Joseph Huang, president of E.Sun Commercial Bank, is honest about the threats banks face today from digital disruption, but he is equally open to solutions. 

He tells Asiamoney he is just as willing to partner with fintech companies as he is to fight against them. And despite investing in building E.Sun’s in-house capabilities – including a team of 80 to work on artificial intelligence – he is also keeping an eye out for acquisitions.

“We will cooperate, we will acquire and we will invest in our own capabilities,” he says. “It is important that banks be willing to do all of that. It doesn’t matter if technology is invented in-house or not. As long as it adds something to our customers, we should be interested.”

This approach is sure to continue the transformation of E.Sun. The bank was founded in 1992 as a lender to small and medium-sized enterprises in Taiwan. But over the last five years or so, it has begun a push into the international market.

E.Sun now operates across nine countries and regions. It has 139 branches at home, and branches, subsidiaries and representative offices in 28 cities elsewhere, including Hong Kong, Singapore, Tokyo, Sydney and Los Angeles.

E.Sun is following its Taiwanese clients as they move overseas in search of cheap labour or new opportunities. 

It has a loan book of about NT$1.3 trillion ($42 billion), split fairly evenly between corporate and retail clients. SMEs still make up roughly half of the bank’s corporate lending but the percentage is falling over time, largely because overseas lending is growing more quickly. 

Private banking

That is not to say E.Sun is turning its back on its historical client base. Digital solutions allow E.Sun Commercial Bank to keep its relationships with SMEs – and build new ones – without hampering its ability to grow in other markets.

Private banking is one of those markets. Huang speaks animatedly about the possibilities for joint ventures with the world’s biggest private banks, helping them to access Taiwan’s wealthiest people while expanding its own business.

“There is so much opportunity for us here,” says Huang. “The government has encouraged the remittance of offshore money back into Taiwan. We can upgrade our wealth management business into a full-scale private bank.”

Wealth management is typically seen as being a ‘high-touch’ business, relying more on personal relationships than algorithms and digital apps. But Huang says AI could boost to E.Sun’s wealth management business by allowing it to rapidly identify the products that relationship managers should be pitching to their clients.

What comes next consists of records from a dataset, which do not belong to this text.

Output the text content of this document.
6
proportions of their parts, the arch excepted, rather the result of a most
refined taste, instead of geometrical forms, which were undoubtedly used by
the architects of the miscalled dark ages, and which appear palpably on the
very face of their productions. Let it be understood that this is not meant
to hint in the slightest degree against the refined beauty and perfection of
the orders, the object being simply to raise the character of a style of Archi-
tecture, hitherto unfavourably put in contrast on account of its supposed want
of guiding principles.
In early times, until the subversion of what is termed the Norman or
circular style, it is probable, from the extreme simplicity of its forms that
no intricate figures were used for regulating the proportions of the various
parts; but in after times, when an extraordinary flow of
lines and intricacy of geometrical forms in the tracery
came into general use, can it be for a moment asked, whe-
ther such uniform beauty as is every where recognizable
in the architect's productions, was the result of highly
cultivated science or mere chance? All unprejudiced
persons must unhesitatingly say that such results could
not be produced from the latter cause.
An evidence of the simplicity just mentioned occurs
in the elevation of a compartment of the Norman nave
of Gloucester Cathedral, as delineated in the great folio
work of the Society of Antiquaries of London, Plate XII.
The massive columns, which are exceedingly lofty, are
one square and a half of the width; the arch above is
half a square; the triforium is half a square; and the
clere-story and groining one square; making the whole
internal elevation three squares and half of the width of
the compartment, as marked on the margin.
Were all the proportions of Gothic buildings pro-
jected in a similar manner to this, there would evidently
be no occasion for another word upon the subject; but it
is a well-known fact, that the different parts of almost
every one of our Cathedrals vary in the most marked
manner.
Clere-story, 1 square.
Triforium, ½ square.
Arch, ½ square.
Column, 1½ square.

E.Sun’s focus on CSR has won it a position in the Dow Jones Sustainability Index for five years running


The bank will also be helped by its branches in Hong Kong and Singapore, both markets where it has recently obtained private banking licences.

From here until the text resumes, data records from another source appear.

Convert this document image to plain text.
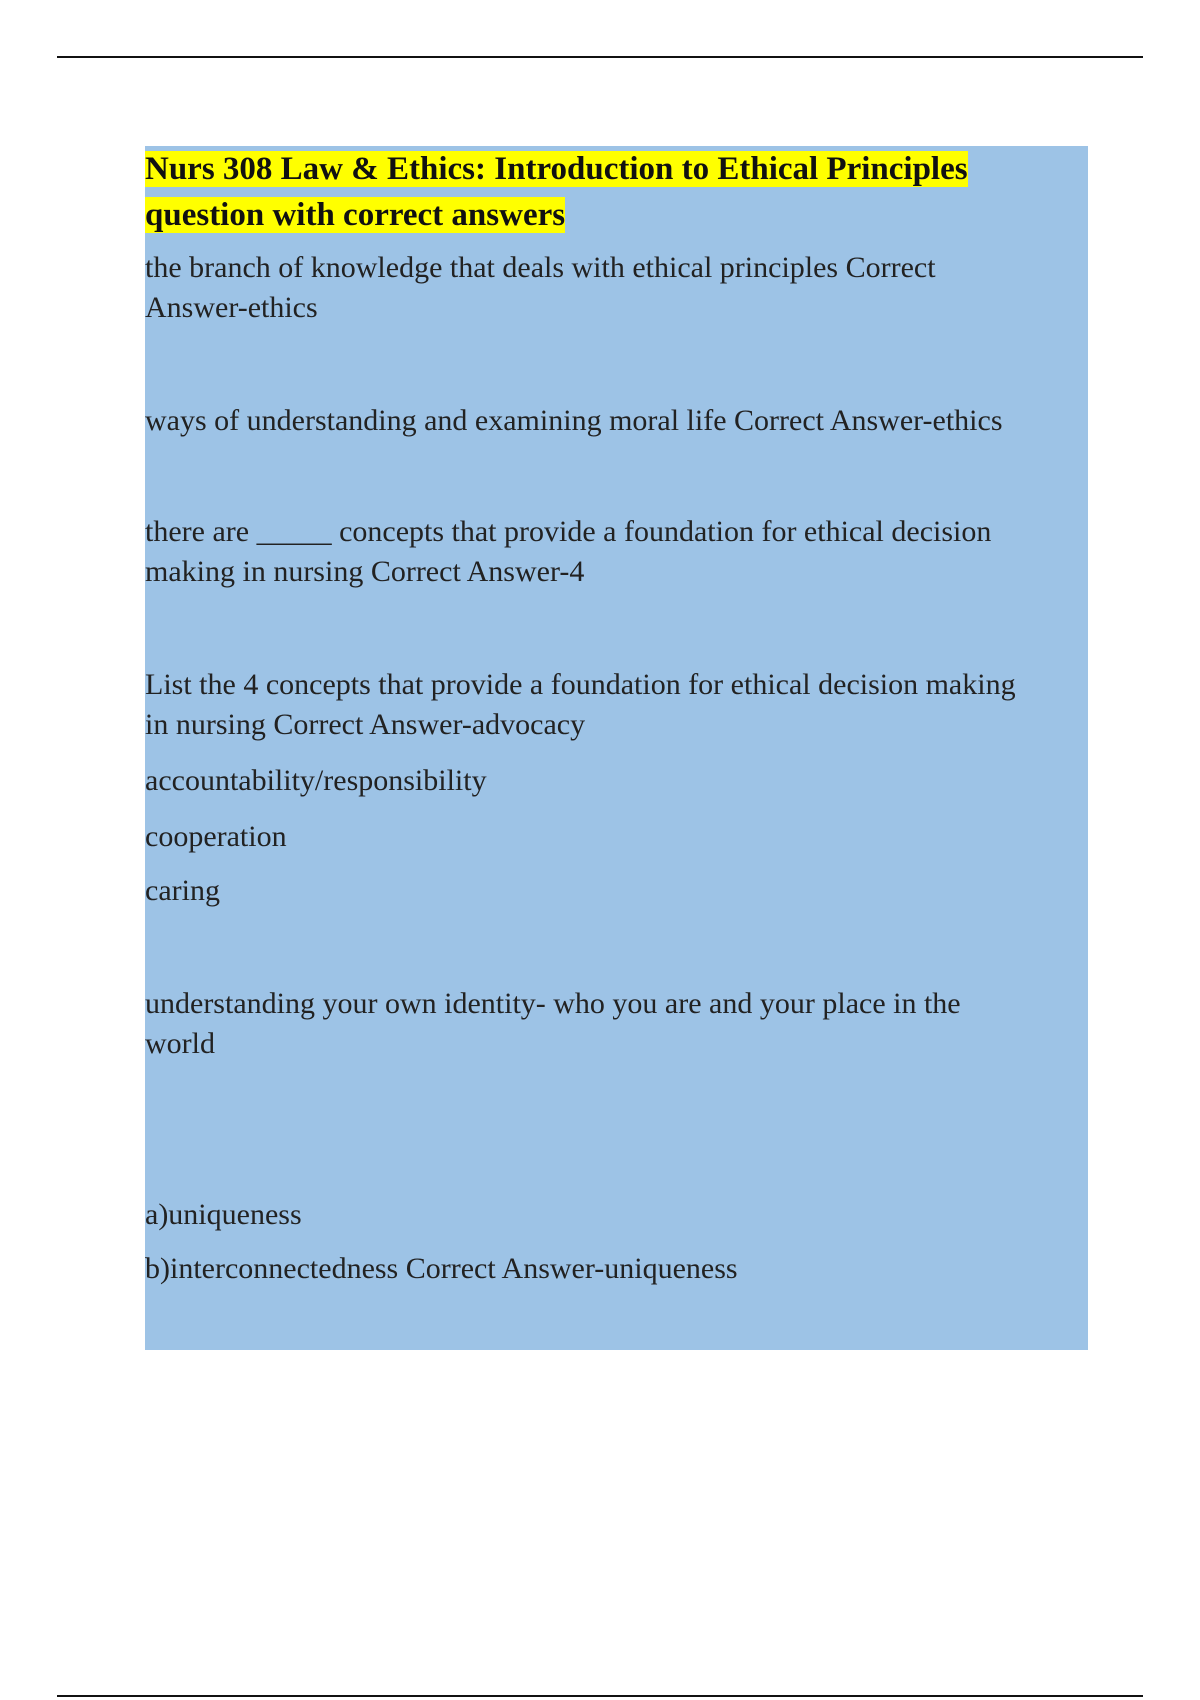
Nurs 308 Law & Ethics: Introduction to Ethical Principles
question with correct answers

the branch of knowledge that deals with ethical principles Correct
Answer-ethics

ways of understanding and examining moral life Correct Answer-ethics

there are _____ concepts that provide a foundation for ethical decision
making in nursing Correct Answer-4

List the 4 concepts that provide a foundation for ethical decision making
in nursing Correct Answer-advocacy

accountability/responsibility

cooperation

caring

understanding your own identity- who you are and your place in the
world

a)uniqueness

b)interconnectedness Correct Answer-uniqueness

Huang’s strategy appears to be working. The bank’s post-tax earnings broke NT$17 billion for the first time in 2018, a 15% increase on the previous year. 

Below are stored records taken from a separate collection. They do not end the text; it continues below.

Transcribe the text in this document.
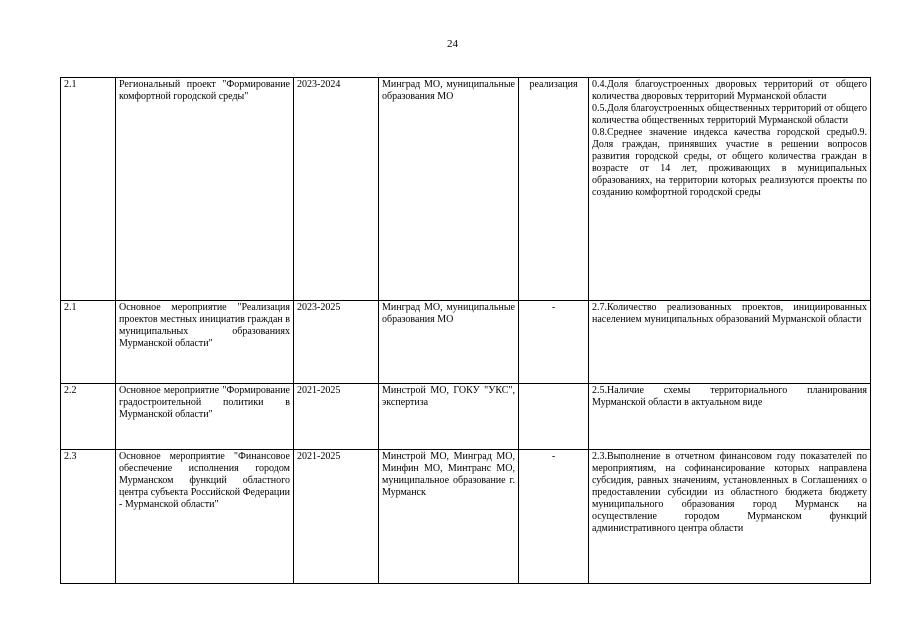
24
2.1	Региональный проект "Формирование комфортной городской среды"	2023-2024	Минград МО, муниципальные образования МО	реализация	0.4.Доля благоустроенных дворовых территорий от общего количества дворовых территорий Мурманской области
0.5.Доля благоустроенных общественных территорий от общего количества общественных территорий Мурманской области
0.8.Среднее значение индекса качества городской среды0.9. Доля граждан, принявших участие в решении вопросов развития городской среды, от общего количества граждан в возрасте от 14 лет, проживающих в муниципальных образованиях, на территории которых реализуются проекты по созданию комфортной городской среды

2.1	Основное мероприятие "Реализация проектов местных инициатив граждан в муниципальных образованиях Мурманской области"	2023-2025	Минград МО, муниципальные образования МО	-	2.7.Количество реализованных проектов, инициированных населением муниципальных образований Мурманской области

2.2	Основное мероприятие "Формирование градостроительной политики в Мурманской области"	2021-2025	Минстрой МО, ГОКУ "УКС", экспертиза		2.5.Наличие схемы территориального планирования Мурманской области в актуальном виде

2.3	Основное мероприятие "Финансовое обеспечение исполнения городом Мурманском функций областного центра субъекта Российской Федерации - Мурманской области"	2021-2025	Минстрой МО, Минград МО, Минфин МО, Минтранс МО, муниципальное образование г. Мурманск	-	2.3.Выполнение в отчетном финансовом году показателей по мероприятиям, на софинансирование которых направлена субсидия, равных значениям, установленных в Соглашениях о предоставлении субсидии из областного бюджета бюджету муниципального образования город Мурманск на осуществление городом Мурманском функций административного центра области
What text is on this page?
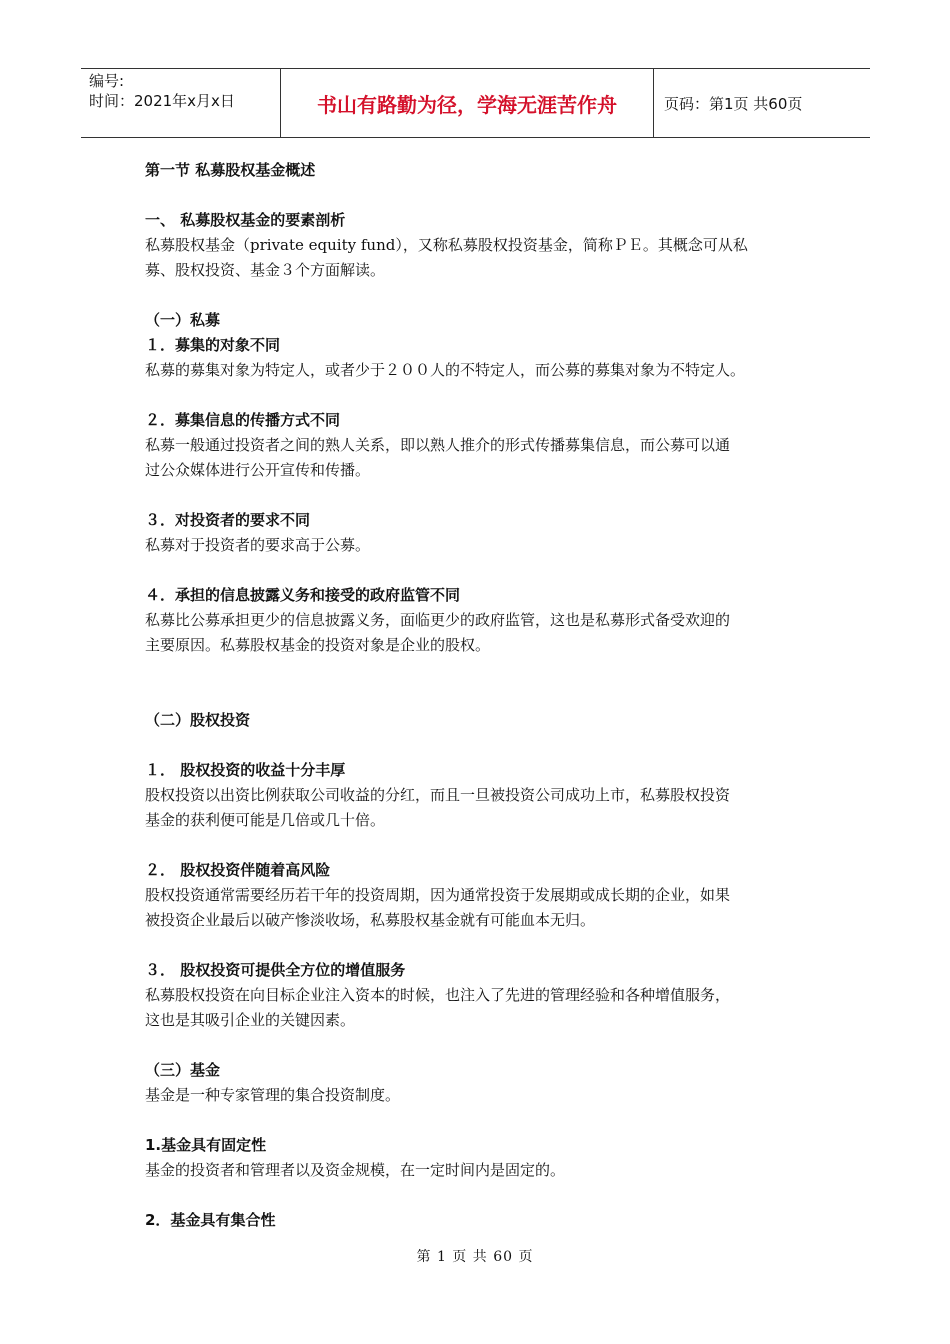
编号:
时间：2021年x月x日	书山有路勤为径，学海无涯苦作舟	页码：第1页 共60页

第一节 私募股权基金概述

一、 私募股权基金的要素剖析

私募股权基金（private equity fund），又称私募股权投资基金，简称ＰＥ。其概念可从私

募、股权投资、基金３个方面解读。

（一）私募

１．募集的对象不同

私募的募集对象为特定人，或者少于２００人的不特定人，而公募的募集对象为不特定人。

２．募集信息的传播方式不同

私募一般通过投资者之间的熟人关系，即以熟人推介的形式传播募集信息，而公募可以通

过公众媒体进行公开宣传和传播。

３．对投资者的要求不同

私募对于投资者的要求高于公募。

４．承担的信息披露义务和接受的政府监管不同

私募比公募承担更少的信息披露义务，面临更少的政府监管，这也是私募形式备受欢迎的

主要原因。私募股权基金的投资对象是企业的股权。

（二）股权投资

１． 股权投资的收益十分丰厚

股权投资以出资比例获取公司收益的分红，而且一旦被投资公司成功上市，私募股权投资

基金的获利便可能是几倍或几十倍。

２． 股权投资伴随着高风险

股权投资通常需要经历若干年的投资周期，因为通常投资于发展期或成长期的企业，如果

被投资企业最后以破产惨淡收场，私募股权基金就有可能血本无归。

３． 股权投资可提供全方位的增值服务

私募股权投资在向目标企业注入资本的时候，也注入了先进的管理经验和各种增值服务，

这也是其吸引企业的关键因素。

（三）基金

基金是一种专家管理的集合投资制度。

1.基金具有固定性

基金的投资者和管理者以及资金规模，在一定时间内是固定的。

2．基金具有集合性

第 1 页 共 60 页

The bank employed 8,278 people by late March, meaning its overall headcount was slightly down for the second year in a row. 

This is inevitable for any bank that has made a bet on digital banking, but Huang says E.Sun makes a lot of effort to train up its own staff, helping them keep up with the bank’s increasing shift towards digital banking.

“Technology cannot solve everything,” he says. “A lot of digital banks talk only about developing technology, but it’s equally important to develop your people. I like to say that E.Sun is ‘technology inside, people outside’. They’re both equally important.”

CSR

That is an attitude that hints at Huang’s approach to wider corporate and social responsibility. E.Sun’s focus on CSR has won it a position in the Dow Jones Sustainability Index for five years running. It has also informed the bank’s charity efforts, including the creation of 137 libraries and the launch of a project to help disadvantaged and underprivileged schoolchildren.

E.Sun has grown rapidly in the 27 years since it started – but quite how far can this expansion go? Huang is realistic enough to know that it will be difficult for any Taiwanese bank to become a global challenger when it comes to asset size or market capitalization, however much it invests in digital banking. But that does not mean he cannot take aim at his world-wide rivals.

“In the next 30 years, we will be among the top quality banks in the world,” he says. “We won’t be among the largest – that is not realistic. But in terms of quality, we will be in the very top tier.”